While it’s not yet clear how much the Greenland and Antarctic Ice Sheets melted, global sea level may have been 6–9 metres (20–30 feet) higher due to ice melt. Recent studies of the Greenland Ice Sheet suggest most of the meltwater came from Antarctica, but direct evidence is missing. 

SWAIS2C aims to answer the key question ‘Does the Paris climate target save the Ross Ice Shelf and limit Antarctic Ice Sheet melt’? To answer this question, we need geological records from the centre of West Antarctica. This will help scientists better project the amount of sea-level rise in our warming climate.
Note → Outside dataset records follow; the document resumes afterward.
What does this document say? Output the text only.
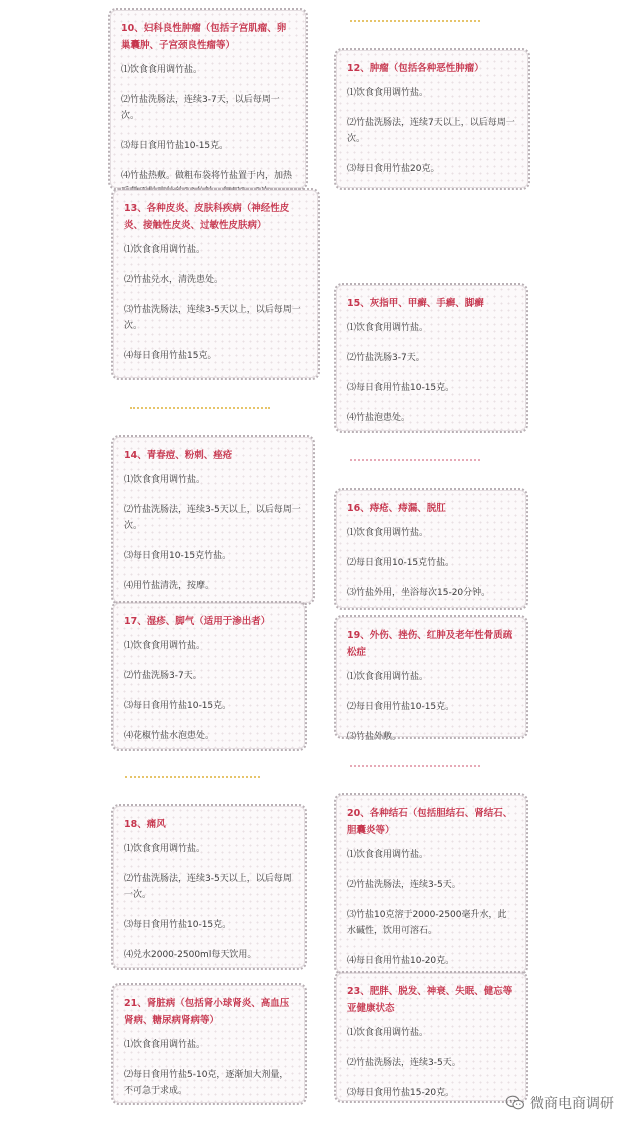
10、妇科良性肿瘤（包括子宫肌瘤、卵巢囊肿、子宫颈良性瘤等）
⑴饮食食用调竹盐。
⑵竹盐洗肠法，连续3-7天，以后每周一次。
⑶每日食用竹盐10-15克。
⑷竹盐热敷。做粗布袋将竹盐置于内，加热
12、肿瘤（包括各种恶性肿瘤）
⑴饮食食用调竹盐。
⑵竹盐洗肠法，连续7天以上，以后每周一次。
⑶每日食用竹盐20克。
13、各种皮炎、皮肤科疾病（神经性皮炎、接触性皮炎、过敏性皮肤病）
⑴饮食食用调竹盐。
⑵竹盐兑水，清洗患处。
⑶竹盐洗肠法，连续3-5天以上，以后每周一次。
⑷每日食用竹盐15克。
15、灰指甲、甲癣、手癣、脚癣
⑴饮食食用调竹盐。
⑵竹盐洗肠3-7天。
⑶每日食用竹盐10-15克。
⑷竹盐泡患处。
14、青春痘、粉刺、痤疮
⑴饮食食用调竹盐。
⑵竹盐洗肠法，连续3-5天以上，以后每周一次。
⑶每日食用10-15克竹盐。
⑷用竹盐清洗，按摩。
16、痔疮、痔漏、脱肛
⑴饮食食用调竹盐。
⑵每日食用10-15克竹盐。
⑶竹盐外用，坐浴每次15-20分钟。
17、湿疹、脚气（适用于渗出者）
⑴饮食食用调竹盐。
⑵竹盐洗肠3-7天。
⑶每日食用竹盐10-15克。
⑷花椒竹盐水泡患处。
19、外伤、挫伤、红肿及老年性骨质疏松症
⑴饮食食用调竹盐。
⑵每日食用竹盐10-15克。
⑶竹盐外敷。
18、痛风
⑴饮食食用调竹盐。
⑵竹盐洗肠法，连续3-5天以上，以后每周一次。
⑶每日食用竹盐10-15克。
⑷兑水2000-2500ml每天饮用。
20、各种结石（包括胆结石、肾结石、胆囊炎等）
⑴饮食食用调竹盐。
⑵竹盐洗肠法，连续3-5天。
⑶竹盐10克溶于2000-2500毫升水，此水碱性，饮用可溶石。
⑷每日食用竹盐10-20克。
21、肾脏病（包括肾小球肾炎、高血压肾病、糖尿病肾病等）
⑴饮食食用调竹盐。
⑵每日食用竹盐5-10克，逐渐加大剂量，不可急于求成。
23、肥胖、脱发、神衰、失眠、健忘等亚健康状态
⑴饮食食用调竹盐。
⑵竹盐洗肠法，连续3-5天。
⑶每日食用竹盐15-20克。
微商电商调研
Our first research team recently finished our first expedition to the Kamb Ice Stream Camp (KIS-3) for our first scientific expedition of discovery. You can read daily reports from the camp here.

Researchers, engineers, and drillers in the SWAIS2C Team will recover key environmental information from the ice and sediment at two different sites on the Ross Ice Shelf. No one has ever drilled deep into the Antarctic seabed at a location so far from a major base and so close to the centre of the West Antarctic Ice Sheet. At Kamb Ice Stream, we will drill through a slab of floating ice nearly 600 metres (1,970 feet) thick. Underneath this ice is sea, but we will keep on drilling until we reach the seafloor to see what the sediment we find there can tell us. At the second site, Crary Ice Rise, the ice sits directly on the seafloor and is more than 500 metres (1,640 feet) thick. Here we will drill through both ice and the Antarctic continent itself to recover sediment cores. Drilling at these different sites allows us to compare how the ice shelf behaves in different temperatures.

The resulting geological records will help reveal how sensitive the Ross Ice Shelf and West Antarctic Ice Sheet are to past warming similar to the 1.5 to 2°C (2.7° to 3.5°F) target set in the Paris Agreement.

We know we must adapt to at least 30 cm (12 inches) of sea level rise over the coming decades, but we must also plan for a range of possible futures with the potential for significantly higher values. SWAIS2C researchers and the drilling machines will help us ‘see’ those possible futures. Dr Molly Patterson
Co-Chief Scientist

Aims and objectives

This project aims to:

  • Determine whether the West Antarctic Ice Sheet has advanced and retreated during the Holocene. This was a period of relatively stable climate that has characterised the last 10,000 years prior to the industrial revolution and the onset of the Anthropocene.
  • Determine how marine-based ice sheets respond to a world that is 1.5°–2°C and >2°C warmer than pre-industrial times.
  • Understand the local, regional, and global impacts and consequences of the response of the Antarctic Ice Sheet to this warming.